- 626 Okunma
- 0 Yorum
- 0 Beğeni
TEKERRÜR EDEN TARİH-5. BÖLÜM-DEVLET-İ ÂLİYENİN İFLASI
1856 da İmzalanan Paris Barış Antlaşmasıyla Osmanlı Devleti derin bir ohh çekti mi? Elbette hayır. Daha bu antlaşmanın yapıldığı sene Karadağ’da Osmanlı Devletine karşı ayaklanma çıkmıştı. Ertesi sene Bosna- Hersek isyanı yaşanmıştı. Bir sonraki sene yani 1858 de ise Cidde ayaklanması Osmanlı Devletini bir hayli uğraştırmıştı.
Bunları tafsilatıyla anlatmıyorum zira biraz hızlanmamız gerekiyor.
1861 Yılına geldiğimizde Padişah Abdülmecit iyice rahatsızlanmıştı. Ünlü hekim Zağforos Efendi padişahı iyice muayene ettikten sonra acı gerçeği yüzüne karşı söyledi: ‘’Maalesef vereme yakalanmışsınız ulu hünkarımız !’’
Padişah Abdülmecit, kardeşi Abdülaziz’i yanına çağırdı ve ona ‘’ Artık benden hayır yok.
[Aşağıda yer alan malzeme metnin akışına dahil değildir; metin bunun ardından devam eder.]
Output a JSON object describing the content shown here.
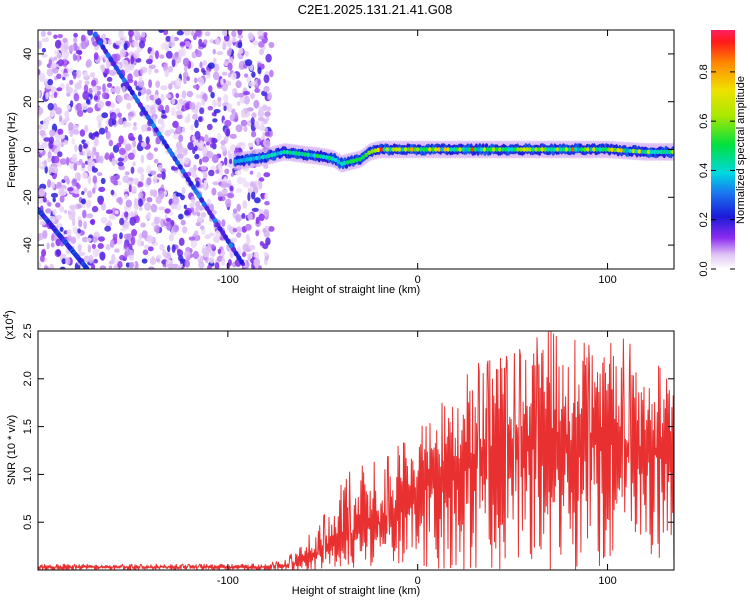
{
  "title": "C2E1.2025.131.21.41.G08",
  "chart_data": [
    {
      "type": "heatmap",
      "xlabel": "Height of straight line (km)",
      "ylabel": "Frequency (Hz)",
      "xlim": [
        -200,
        135
      ],
      "ylim": [
        -50,
        50
      ],
      "xticks": [
        -100,
        0,
        100
      ],
      "yticks": [
        -40,
        -20,
        0,
        20,
        40
      ],
      "colorbar": {
        "label": "Normalized spectral amplitude",
        "range": [
          0,
          0.97
        ],
        "ticks": [
          "0.0",
          "0.2",
          "0.4",
          "0.6",
          "0.8"
        ],
        "tick_values": [
          0,
          0.2,
          0.4,
          0.6,
          0.8
        ]
      },
      "features": {
        "noise_region_x": [
          -200,
          -77
        ],
        "diagonal_line_1": {
          "x": [
            -200,
            -174
          ],
          "y": [
            -25,
            -50
          ],
          "peak_amplitude": 0.3
        },
        "diagonal_line_2": {
          "x": [
            -170,
            -92
          ],
          "y": [
            48,
            -48
          ],
          "peak_amplitude": 0.35
        },
        "tone_band": {
          "x": [
            -96,
            -80,
            -70,
            -60,
            -50,
            -44,
            -40,
            -35,
            -30,
            -25,
            -20,
            -10,
            0,
            20,
            40,
            60,
            80,
            100,
            120,
            135
          ],
          "y": [
            -5,
            -3,
            -1,
            -2,
            -3,
            -4,
            -6,
            -5,
            -4,
            -1,
            0,
            0,
            0,
            0,
            0,
            0,
            0,
            0,
            -1,
            -1
          ],
          "max_amplitude": 0.97
        }
      }
    },
    {
      "type": "line",
      "xlabel": "Height of straight line (km)",
      "ylabel": "SNR (10 * v/v)",
      "multiplier": "(x10^4)",
      "multiplier_base": "(x10",
      "multiplier_exp": "4",
      "multiplier_close": ")",
      "xlim": [
        -200,
        135
      ],
      "ylim": [
        0,
        25000
      ],
      "xticks": [
        -100,
        0,
        100
      ],
      "yticks": [
        5000,
        10000,
        15000,
        20000,
        25000
      ],
      "ytick_labels": [
        "0.5",
        "1.0",
        "1.5",
        "2.0",
        "2.5"
      ],
      "color": "#e83030",
      "series": [
        {
          "x": [
            -200,
            -150,
            -100,
            -80,
            -70,
            -60,
            -50,
            -40,
            -30,
            -20,
            -10,
            0,
            10,
            20,
            30,
            40,
            50,
            60,
            70,
            80,
            90,
            100,
            110,
            120,
            135
          ],
          "y_low": [
            0,
            0,
            0,
            0,
            0,
            0,
            0,
            0,
            0,
            0,
            0,
            0,
            0,
            0,
            0,
            0,
            0,
            0,
            0,
            0,
            0,
            0,
            0,
            0,
            0
          ],
          "y_mid": [
            300,
            300,
            300,
            300,
            400,
            1000,
            2000,
            3000,
            4000,
            5000,
            6000,
            8000,
            10000,
            11000,
            12000,
            13000,
            13500,
            14000,
            14000,
            13500,
            13000,
            13500,
            13000,
            12500,
            12000
          ],
          "y_high": [
            600,
            600,
            600,
            700,
            1000,
            3000,
            5500,
            9000,
            12000,
            11000,
            13000,
            15000,
            17000,
            20000,
            21500,
            22000,
            22500,
            24000,
            25000,
            24500,
            23500,
            25000,
            24000,
            22000,
            20500
          ]
        }
      ]
    }
  ]
}
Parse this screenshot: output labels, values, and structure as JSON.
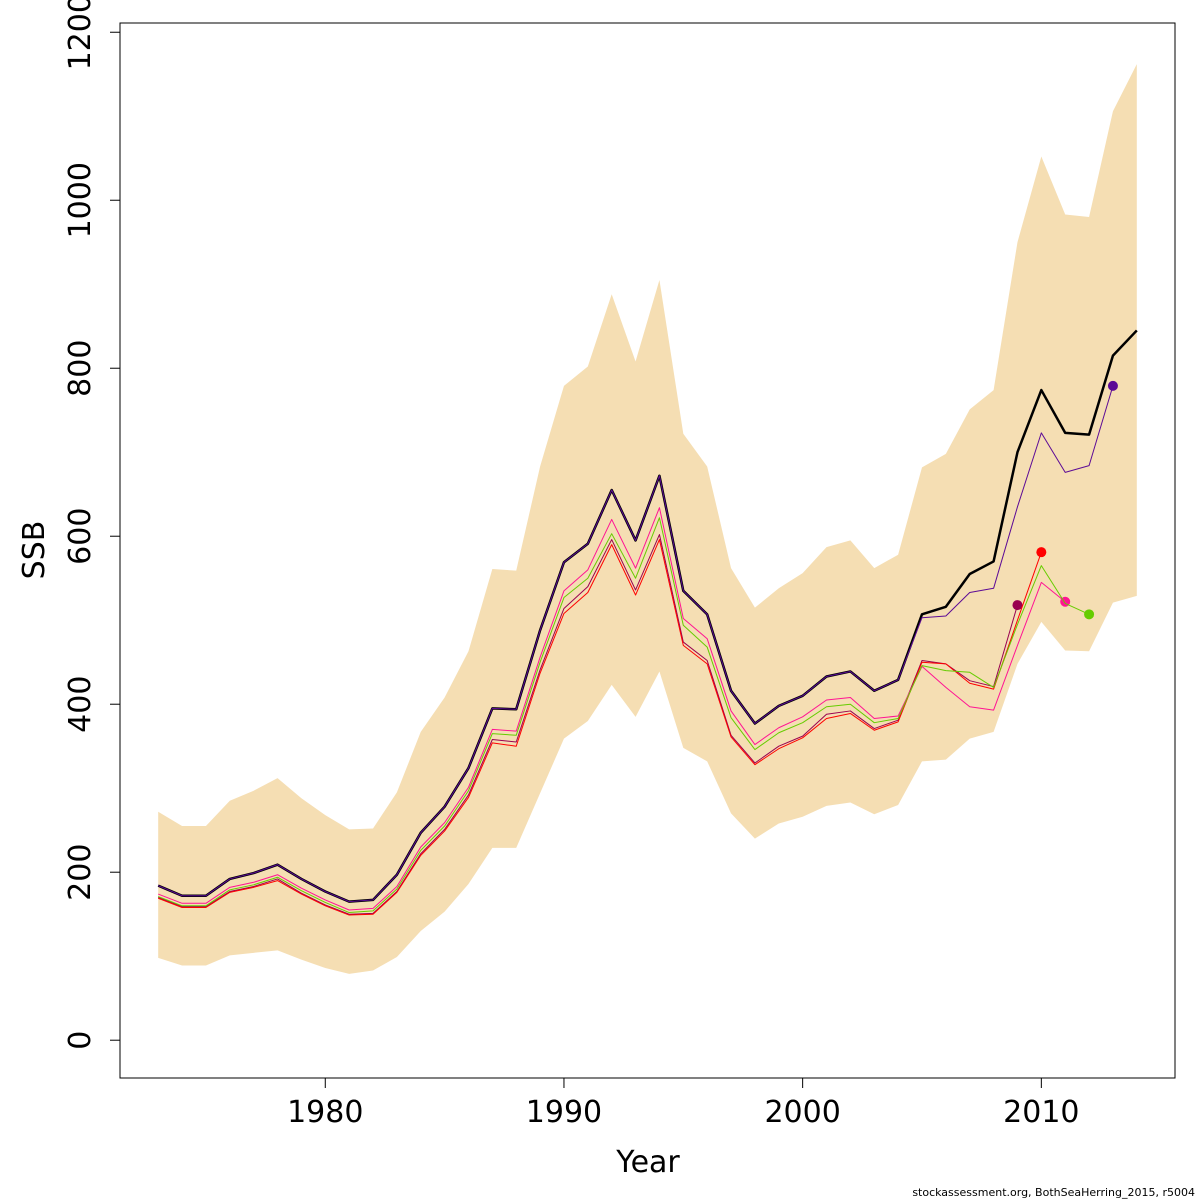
{
  "chart_data": {
    "type": "line",
    "xlabel": "Year",
    "ylabel": "SSB",
    "footnote": "stockassessment.org, BothSeaHerring_2015, r5004",
    "x": [
      1973,
      1974,
      1975,
      1976,
      1977,
      1978,
      1979,
      1980,
      1981,
      1982,
      1983,
      1984,
      1985,
      1986,
      1987,
      1988,
      1989,
      1990,
      1991,
      1992,
      1993,
      1994,
      1995,
      1996,
      1997,
      1998,
      1999,
      2000,
      2001,
      2002,
      2003,
      2004,
      2005,
      2006,
      2007,
      2008,
      2009,
      2010,
      2011,
      2012,
      2013,
      2014
    ],
    "xlim": [
      1971.4,
      2015.6
    ],
    "xticks": [
      1980,
      1990,
      2000,
      2010
    ],
    "ylim": [
      -45,
      1211
    ],
    "yticks": [
      0,
      200,
      400,
      600,
      800,
      1000,
      1200
    ],
    "band": {
      "color": "#f5deb3",
      "upper": [
        272,
        255,
        255,
        285,
        297,
        312,
        288,
        268,
        251,
        252,
        295,
        367,
        408,
        463,
        561,
        559,
        683,
        779,
        802,
        888,
        808,
        905,
        722,
        683,
        562,
        515,
        538,
        556,
        587,
        595,
        562,
        578,
        682,
        698,
        751,
        774,
        950,
        1052,
        983,
        980,
        1106,
        1162
      ],
      "lower": [
        98,
        89,
        89,
        101,
        104,
        107,
        96,
        86,
        79,
        83,
        99,
        130,
        153,
        186,
        229,
        229,
        294,
        359,
        380,
        423,
        385,
        439,
        348,
        332,
        270,
        240,
        258,
        266,
        279,
        283,
        269,
        280,
        332,
        334,
        359,
        367,
        448,
        498,
        464,
        463,
        521,
        529
      ]
    },
    "series": [
      {
        "color": "#990050",
        "width": 1,
        "endpoint": true,
        "values": [
          170,
          159,
          159,
          177,
          183,
          192,
          175,
          161,
          150,
          151,
          177,
          222,
          251,
          292,
          358,
          355,
          441,
          514,
          540,
          596,
          536,
          602,
          474,
          452,
          363,
          330,
          350,
          362,
          388,
          392,
          371,
          381,
          452,
          448,
          428,
          421,
          518,
          null,
          null,
          null,
          null,
          null
        ]
      },
      {
        "color": "#ff0000",
        "width": 1,
        "endpoint": true,
        "values": [
          169,
          158,
          158,
          176,
          182,
          190,
          174,
          160,
          149,
          150,
          176,
          220,
          249,
          289,
          354,
          350,
          437,
          508,
          533,
          590,
          530,
          596,
          470,
          448,
          361,
          328,
          347,
          360,
          383,
          389,
          369,
          379,
          450,
          448,
          425,
          418,
          500,
          581,
          null,
          null,
          null,
          null
        ]
      },
      {
        "color": "#ff1493",
        "width": 1,
        "endpoint": true,
        "values": [
          174,
          163,
          163,
          182,
          188,
          197,
          181,
          167,
          155,
          157,
          183,
          230,
          259,
          301,
          370,
          368,
          456,
          535,
          560,
          620,
          562,
          634,
          502,
          478,
          392,
          352,
          372,
          385,
          405,
          408,
          383,
          386,
          445,
          420,
          397,
          393,
          470,
          545,
          522,
          null,
          null,
          null
        ]
      },
      {
        "color": "#66cc00",
        "width": 1,
        "endpoint": true,
        "values": [
          171,
          160,
          160,
          179,
          185,
          194,
          178,
          164,
          152,
          154,
          180,
          226,
          255,
          297,
          365,
          363,
          450,
          527,
          550,
          603,
          550,
          622,
          494,
          468,
          384,
          346,
          366,
          378,
          397,
          400,
          378,
          383,
          446,
          440,
          438,
          420,
          495,
          565,
          520,
          507,
          null,
          null
        ]
      },
      {
        "color": "#000000",
        "width": 2.5,
        "endpoint": false,
        "values": [
          184,
          172,
          172,
          192,
          199,
          209,
          192,
          177,
          165,
          167,
          197,
          247,
          278,
          324,
          395,
          394,
          488,
          569,
          591,
          655,
          595,
          672,
          535,
          507,
          416,
          377,
          398,
          410,
          433,
          439,
          416,
          429,
          507,
          516,
          555,
          570,
          700,
          774,
          723,
          721,
          815,
          845
        ]
      },
      {
        "color": "#5c0a96",
        "width": 1,
        "endpoint": true,
        "values": [
          184,
          172,
          172,
          192,
          199,
          209,
          192,
          177,
          165,
          167,
          197,
          247,
          278,
          324,
          395,
          394,
          488,
          569,
          591,
          655,
          595,
          672,
          535,
          507,
          416,
          377,
          398,
          410,
          433,
          439,
          416,
          429,
          503,
          505,
          533,
          538,
          635,
          723,
          676,
          684,
          779,
          null
        ]
      }
    ]
  }
}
Her şey sana kalacak. İnşallah görevinde muvaffak olursun. Evlatlarımı da sana emanet ediyorum, onlara zaruret çektirme.” Diye vasiyet etti. 25 Haziran 1861 tarihinde henüz daha 39 yaşındayken 21 yıllık bir saltanatın sonunda hayata gözlerini yumdu.
Osmanlı tahtında artık Abdülaziz vardı ama onu da oldukça kötü günler bekliyordu.
Osmanlı Devleti’nin içinde bulunduğu ekonomik çıkmaz 1861 yılında onu Kanlıca Muahedelerini imzalamaya kadar götürmüş, böylece Balta Limanı antlaşmasıyla yabancı devletlere sağlanan imtiyazlar çok daha genişletilmişti. Bu antlaşma ile kendi geleneksel iç pazarı da sonuna kadar yabancı devletlere açıldığından Osmanlı esnafı için yaşama hakkı ve şansı kalmıyordu adeta.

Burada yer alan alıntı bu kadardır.